O doente são
-Você tem qualidade, meu sobrinho.
- Qualidades de caráter?
- Não... Conhecimento. Você é psicólogo, não é?
- Coitado de mim, tio... Não fosse saber acentuar palavras, partir sílabas, essas coisas, e eu teria de ficar pedindo dinheiro emprestado a vocês.
Meu tio Francisco sorriu e continuou:
- É aí mesmo que entra o meu sobrinho. Preciso de você com suas palavras.
O tio se assentou no sofá, um sofá revestido de tecido azul que ainda hoje tenho no meu quarto, e começou a contar o seu problema. Comparado comigo, era um homem alto, de quase 1,80m, tinha braços longos e gesticulava suavemente ao falar, acompanhando com sincronia sua fala também vagarosa, posto que enfática nos momentos precisos.
- Vamos, tio, em que posso servir?
- Você sabe que me consulto sempre com o doutor Edgard, não sabe?

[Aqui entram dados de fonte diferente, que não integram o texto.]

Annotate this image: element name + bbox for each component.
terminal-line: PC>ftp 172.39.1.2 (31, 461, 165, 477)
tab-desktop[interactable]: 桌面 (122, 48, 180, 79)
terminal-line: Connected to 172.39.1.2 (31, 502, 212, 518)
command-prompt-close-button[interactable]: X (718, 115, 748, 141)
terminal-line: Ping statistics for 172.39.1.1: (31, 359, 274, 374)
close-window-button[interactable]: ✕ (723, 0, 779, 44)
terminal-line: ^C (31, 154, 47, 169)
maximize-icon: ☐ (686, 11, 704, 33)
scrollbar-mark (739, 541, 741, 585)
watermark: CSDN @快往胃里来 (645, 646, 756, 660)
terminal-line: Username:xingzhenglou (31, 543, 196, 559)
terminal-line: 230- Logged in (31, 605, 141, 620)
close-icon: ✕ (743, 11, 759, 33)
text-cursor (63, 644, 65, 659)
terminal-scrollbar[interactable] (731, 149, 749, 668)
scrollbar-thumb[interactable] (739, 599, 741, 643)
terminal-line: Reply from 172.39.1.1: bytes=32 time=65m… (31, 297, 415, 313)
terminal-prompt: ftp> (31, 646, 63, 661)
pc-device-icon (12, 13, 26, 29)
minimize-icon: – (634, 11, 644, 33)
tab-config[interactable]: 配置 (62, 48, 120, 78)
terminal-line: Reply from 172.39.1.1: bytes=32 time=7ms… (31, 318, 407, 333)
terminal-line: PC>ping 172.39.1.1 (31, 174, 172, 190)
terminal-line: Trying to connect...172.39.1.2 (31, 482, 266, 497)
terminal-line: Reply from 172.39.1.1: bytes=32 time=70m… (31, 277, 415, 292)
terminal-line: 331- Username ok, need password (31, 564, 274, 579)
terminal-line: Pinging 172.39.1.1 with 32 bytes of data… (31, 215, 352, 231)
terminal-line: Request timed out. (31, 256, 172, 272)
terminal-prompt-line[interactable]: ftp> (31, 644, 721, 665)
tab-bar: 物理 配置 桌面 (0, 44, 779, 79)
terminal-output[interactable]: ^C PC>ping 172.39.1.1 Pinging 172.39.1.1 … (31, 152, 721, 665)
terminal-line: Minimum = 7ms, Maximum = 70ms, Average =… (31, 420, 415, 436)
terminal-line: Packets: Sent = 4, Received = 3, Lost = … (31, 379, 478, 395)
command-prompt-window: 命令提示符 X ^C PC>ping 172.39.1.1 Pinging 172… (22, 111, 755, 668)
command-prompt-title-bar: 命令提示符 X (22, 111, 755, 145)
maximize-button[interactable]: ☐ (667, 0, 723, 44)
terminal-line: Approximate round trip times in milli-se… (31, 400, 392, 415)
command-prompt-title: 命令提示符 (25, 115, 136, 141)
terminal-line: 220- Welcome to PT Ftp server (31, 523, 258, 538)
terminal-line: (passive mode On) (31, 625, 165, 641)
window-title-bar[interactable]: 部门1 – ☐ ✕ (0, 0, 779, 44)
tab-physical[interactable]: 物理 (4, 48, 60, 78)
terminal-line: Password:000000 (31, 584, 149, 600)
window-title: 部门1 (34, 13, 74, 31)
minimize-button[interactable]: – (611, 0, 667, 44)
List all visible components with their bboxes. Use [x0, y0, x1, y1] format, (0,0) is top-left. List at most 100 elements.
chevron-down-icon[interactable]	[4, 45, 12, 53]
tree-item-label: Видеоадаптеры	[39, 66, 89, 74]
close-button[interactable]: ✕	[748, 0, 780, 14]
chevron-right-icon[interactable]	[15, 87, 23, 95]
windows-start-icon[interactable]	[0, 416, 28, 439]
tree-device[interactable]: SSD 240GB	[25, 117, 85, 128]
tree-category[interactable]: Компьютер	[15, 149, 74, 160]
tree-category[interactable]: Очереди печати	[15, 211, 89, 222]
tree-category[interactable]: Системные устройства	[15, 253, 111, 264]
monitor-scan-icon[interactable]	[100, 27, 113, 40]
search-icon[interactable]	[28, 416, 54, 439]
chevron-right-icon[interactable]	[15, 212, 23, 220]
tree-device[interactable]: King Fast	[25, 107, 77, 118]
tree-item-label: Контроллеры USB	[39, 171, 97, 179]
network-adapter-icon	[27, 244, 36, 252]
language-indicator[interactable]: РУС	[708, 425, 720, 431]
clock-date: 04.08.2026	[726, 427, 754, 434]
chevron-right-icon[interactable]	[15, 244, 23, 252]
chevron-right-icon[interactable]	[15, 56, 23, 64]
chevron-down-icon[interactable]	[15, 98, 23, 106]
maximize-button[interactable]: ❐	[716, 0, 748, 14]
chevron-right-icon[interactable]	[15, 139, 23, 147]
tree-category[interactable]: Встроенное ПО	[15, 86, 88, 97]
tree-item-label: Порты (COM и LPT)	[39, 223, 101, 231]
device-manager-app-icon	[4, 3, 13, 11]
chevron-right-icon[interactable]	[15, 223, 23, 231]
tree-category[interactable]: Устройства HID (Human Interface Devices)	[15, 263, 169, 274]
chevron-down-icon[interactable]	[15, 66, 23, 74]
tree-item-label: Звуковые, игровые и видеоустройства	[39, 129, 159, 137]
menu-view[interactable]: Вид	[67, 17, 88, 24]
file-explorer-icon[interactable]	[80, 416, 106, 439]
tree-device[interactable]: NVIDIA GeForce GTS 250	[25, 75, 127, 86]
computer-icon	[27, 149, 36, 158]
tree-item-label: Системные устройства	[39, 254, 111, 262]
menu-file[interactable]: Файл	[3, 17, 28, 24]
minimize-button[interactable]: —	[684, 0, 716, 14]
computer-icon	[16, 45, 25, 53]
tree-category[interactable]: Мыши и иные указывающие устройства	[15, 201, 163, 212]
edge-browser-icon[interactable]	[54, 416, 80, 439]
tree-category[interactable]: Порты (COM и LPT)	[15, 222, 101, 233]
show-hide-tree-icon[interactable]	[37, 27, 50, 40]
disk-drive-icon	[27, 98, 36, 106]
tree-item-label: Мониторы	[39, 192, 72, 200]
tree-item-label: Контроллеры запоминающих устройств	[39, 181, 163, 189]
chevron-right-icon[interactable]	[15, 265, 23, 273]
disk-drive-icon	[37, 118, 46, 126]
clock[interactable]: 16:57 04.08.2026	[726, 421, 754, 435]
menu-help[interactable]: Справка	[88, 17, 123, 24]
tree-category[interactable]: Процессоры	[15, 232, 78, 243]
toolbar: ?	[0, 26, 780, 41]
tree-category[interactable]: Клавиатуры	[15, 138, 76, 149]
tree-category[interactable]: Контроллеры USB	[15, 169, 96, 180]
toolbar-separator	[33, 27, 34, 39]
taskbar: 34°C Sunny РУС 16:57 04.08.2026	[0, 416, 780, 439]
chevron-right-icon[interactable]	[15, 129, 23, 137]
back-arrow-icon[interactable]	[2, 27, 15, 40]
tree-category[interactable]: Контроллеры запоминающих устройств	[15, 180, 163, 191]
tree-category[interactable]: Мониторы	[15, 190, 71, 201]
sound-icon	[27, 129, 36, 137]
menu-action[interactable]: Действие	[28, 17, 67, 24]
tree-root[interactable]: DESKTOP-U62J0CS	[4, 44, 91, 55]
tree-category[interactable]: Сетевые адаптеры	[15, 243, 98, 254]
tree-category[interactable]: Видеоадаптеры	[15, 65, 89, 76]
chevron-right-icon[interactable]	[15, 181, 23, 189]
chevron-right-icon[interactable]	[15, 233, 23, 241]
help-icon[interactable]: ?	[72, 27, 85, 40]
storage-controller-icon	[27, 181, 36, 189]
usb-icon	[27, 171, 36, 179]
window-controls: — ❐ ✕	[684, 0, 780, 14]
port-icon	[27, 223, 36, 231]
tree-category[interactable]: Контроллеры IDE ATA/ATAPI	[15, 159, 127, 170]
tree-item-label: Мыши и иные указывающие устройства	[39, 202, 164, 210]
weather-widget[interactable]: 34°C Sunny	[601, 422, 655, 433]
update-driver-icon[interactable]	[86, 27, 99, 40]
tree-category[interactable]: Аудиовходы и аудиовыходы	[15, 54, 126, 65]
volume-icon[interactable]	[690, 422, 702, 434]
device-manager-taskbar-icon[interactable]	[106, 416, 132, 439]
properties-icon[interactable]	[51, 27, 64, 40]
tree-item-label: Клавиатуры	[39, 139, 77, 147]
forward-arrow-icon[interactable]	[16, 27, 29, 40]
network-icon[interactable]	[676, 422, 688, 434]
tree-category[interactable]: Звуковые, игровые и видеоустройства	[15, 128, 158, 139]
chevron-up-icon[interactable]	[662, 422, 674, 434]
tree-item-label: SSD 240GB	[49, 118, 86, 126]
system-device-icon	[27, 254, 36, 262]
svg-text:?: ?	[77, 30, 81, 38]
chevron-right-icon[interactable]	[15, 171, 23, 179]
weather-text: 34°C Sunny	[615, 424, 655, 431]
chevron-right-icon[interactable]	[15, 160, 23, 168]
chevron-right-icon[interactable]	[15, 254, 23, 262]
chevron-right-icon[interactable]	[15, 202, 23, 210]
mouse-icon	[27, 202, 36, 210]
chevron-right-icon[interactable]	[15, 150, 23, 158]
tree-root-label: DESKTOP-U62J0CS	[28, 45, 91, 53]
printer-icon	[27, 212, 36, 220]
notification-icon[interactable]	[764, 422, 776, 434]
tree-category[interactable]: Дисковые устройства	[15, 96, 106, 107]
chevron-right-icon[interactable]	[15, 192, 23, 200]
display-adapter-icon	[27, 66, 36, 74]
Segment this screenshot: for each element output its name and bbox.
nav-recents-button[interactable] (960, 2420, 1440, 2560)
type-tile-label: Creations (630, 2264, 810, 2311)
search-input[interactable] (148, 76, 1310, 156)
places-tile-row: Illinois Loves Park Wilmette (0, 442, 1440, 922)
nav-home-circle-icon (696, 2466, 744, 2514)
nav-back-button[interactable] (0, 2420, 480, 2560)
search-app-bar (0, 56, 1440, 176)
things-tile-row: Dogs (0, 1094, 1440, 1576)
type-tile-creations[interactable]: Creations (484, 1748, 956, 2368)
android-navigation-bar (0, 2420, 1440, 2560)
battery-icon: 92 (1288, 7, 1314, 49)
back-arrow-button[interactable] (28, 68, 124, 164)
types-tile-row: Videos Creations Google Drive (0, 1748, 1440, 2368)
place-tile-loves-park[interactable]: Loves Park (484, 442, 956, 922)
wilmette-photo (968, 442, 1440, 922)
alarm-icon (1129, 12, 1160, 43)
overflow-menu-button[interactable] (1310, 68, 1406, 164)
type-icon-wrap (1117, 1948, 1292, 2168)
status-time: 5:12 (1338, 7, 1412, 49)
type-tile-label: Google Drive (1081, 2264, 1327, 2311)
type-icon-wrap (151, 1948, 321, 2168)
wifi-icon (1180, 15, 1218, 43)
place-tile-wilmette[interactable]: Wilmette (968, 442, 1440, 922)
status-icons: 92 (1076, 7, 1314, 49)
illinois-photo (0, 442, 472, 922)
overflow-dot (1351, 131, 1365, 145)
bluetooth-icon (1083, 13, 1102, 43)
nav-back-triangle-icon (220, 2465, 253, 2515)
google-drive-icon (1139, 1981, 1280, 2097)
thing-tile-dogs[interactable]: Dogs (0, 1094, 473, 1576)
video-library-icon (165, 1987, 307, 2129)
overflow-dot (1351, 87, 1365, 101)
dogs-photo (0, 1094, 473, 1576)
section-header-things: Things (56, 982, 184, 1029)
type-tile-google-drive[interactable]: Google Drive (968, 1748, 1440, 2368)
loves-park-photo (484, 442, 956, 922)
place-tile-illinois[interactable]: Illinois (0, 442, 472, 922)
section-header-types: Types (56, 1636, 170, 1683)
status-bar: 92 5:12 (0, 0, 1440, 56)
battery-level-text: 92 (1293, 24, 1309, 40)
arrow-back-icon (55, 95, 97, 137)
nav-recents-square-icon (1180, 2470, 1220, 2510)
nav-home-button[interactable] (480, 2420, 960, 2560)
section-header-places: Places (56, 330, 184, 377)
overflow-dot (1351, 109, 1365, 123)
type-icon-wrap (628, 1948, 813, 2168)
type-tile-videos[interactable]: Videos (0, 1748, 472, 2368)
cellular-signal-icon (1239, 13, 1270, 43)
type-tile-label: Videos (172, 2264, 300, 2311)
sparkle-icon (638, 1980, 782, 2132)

Claro que eu sabia. Tia Zica já me falara dele e, com muito bom humor, até fizera uma crítica ao doutor, extensiva ao paciente:
- Sabe, meu sobrinho, não sei se vou poder continuar levando seu tio lá no doutor Edgard. Eles arranjam uma conversação sobre pescarias, só falam de peixes, de quem pescou o maior, o menor, essas histórias. Tenho até medo do homem errar a receita.
Com boa saúde, meu tio - dispensando a zelosa tia Zica - ia muitas vezes lá no consultório, mais para colocar a conversa em dia do que propriamente para receber prescrições médicas. E o médico o recebia, e conversavam, e discutiam futebol também, embora o forte fossem as pescarias, que uniam o homem simples ao doutor da medicina. Alguns anos depois, pude saber que várias dessas consultas eram mesmo de graça, pois o doutor liberava o paciente pescador das guias médicas fornecidas pelo plano de saúde.
- Que entre o senhor Francisco! – E lá ia meu tio, às vezes levando alguns bagres e lambaris para presentear aquele já quase amigo. Sim, quase amigo... Respeito, formalidade era o que não faltava naquela relação. Íntimo de serrotes e formões, que ele os manipulava com destreza, tio Francisco era sobretudo um homem respeitoso, que se colocava no seu lugar. Doutor era senhor, e ponto final. E era doutor, também, quando distante, nas referências que ele fazia àquele amigo.
- Sim, tio, em que posso ajudar com minhas palavras?
- Meu filho, você vai tirar de letra. O resto deixa comigo.
Seguiu-se a sua história, da qual o doutor Edgar era o personagem central. Tio Francisco contou-me que ligara para agendar consulta (sentia-se maravilhosamente bem e os últimos exames eram ótimos, segundo me informei com tia Zica), mas a secretária comunicou que o plano de saúde havia descredenciado o doutor Edgar.
- Veja só, meu sobrinho, descredenciaram o administrador da minha saúde.
- Lamento, tio, o que posso fazer? – disse, àquela altura imaginando onde minhas palavras teriam alguma serventia.
- Quero que faça um arrazoado, um abaixo-assinado. – Achei bonito aquele arrazoado, na boca de um homem de poucas letras. É que o tio gostava de música, arranhava um pouco o violão e escutava notícias. O resultado era aquele certo refinamento na linguagem.
- Sim, o que digo?
- Quero que fale o que aconteceu. O descredenciamento e a tristeza daqueles que ligaram e não puderam marcar. Acho que o doutor me receberia sem guias, mas não é o caso. É o caso que ele não pode atender a todos sem guias.
- Sim?
- Diga que os assinantes não querem mudar de médico; a essa altura é questão de amizade, de simpatia e que correm o risco de adoecer muito. Lembre que são pacientes idosos, apegados ao seu médico. Ah! Não se esqueça de elogiar a competência do homem.
De posse das ideias, caprichei no texto e, no dia seguinte, recebi o tio Francisco, que aprovou sem ressalvas os termos da importante subscrição. Foi assim que eu lhe disse, e ganhei um sorriso de agradecimento, e uma saída às pressas à caça de subscritores.
Tio Francisco andou pelas casas do bairro cujos moradores eram signatários do mesmo plano de saúde, e colheu assinaturas. Levou uma cópia do documento para a secretária e deu suas instruções, pedindo que recolhesse assinaturas de quem chegasse por lá ou de quem ligasse... Uma maratona, que durou dias.
Entre o abaixo-assinado e a volta do doutor Edgar, creio que tio Francisco esteve por lá e renovaram a conversa. Mas ele gostava mesmo era de ir amparado pelo plano, que ele pagava, e de conversar, e de falar de rios, córregos e pescarias, e de levar para casa uma receitinha, que fazia bem ao homem são e ao médico amigo.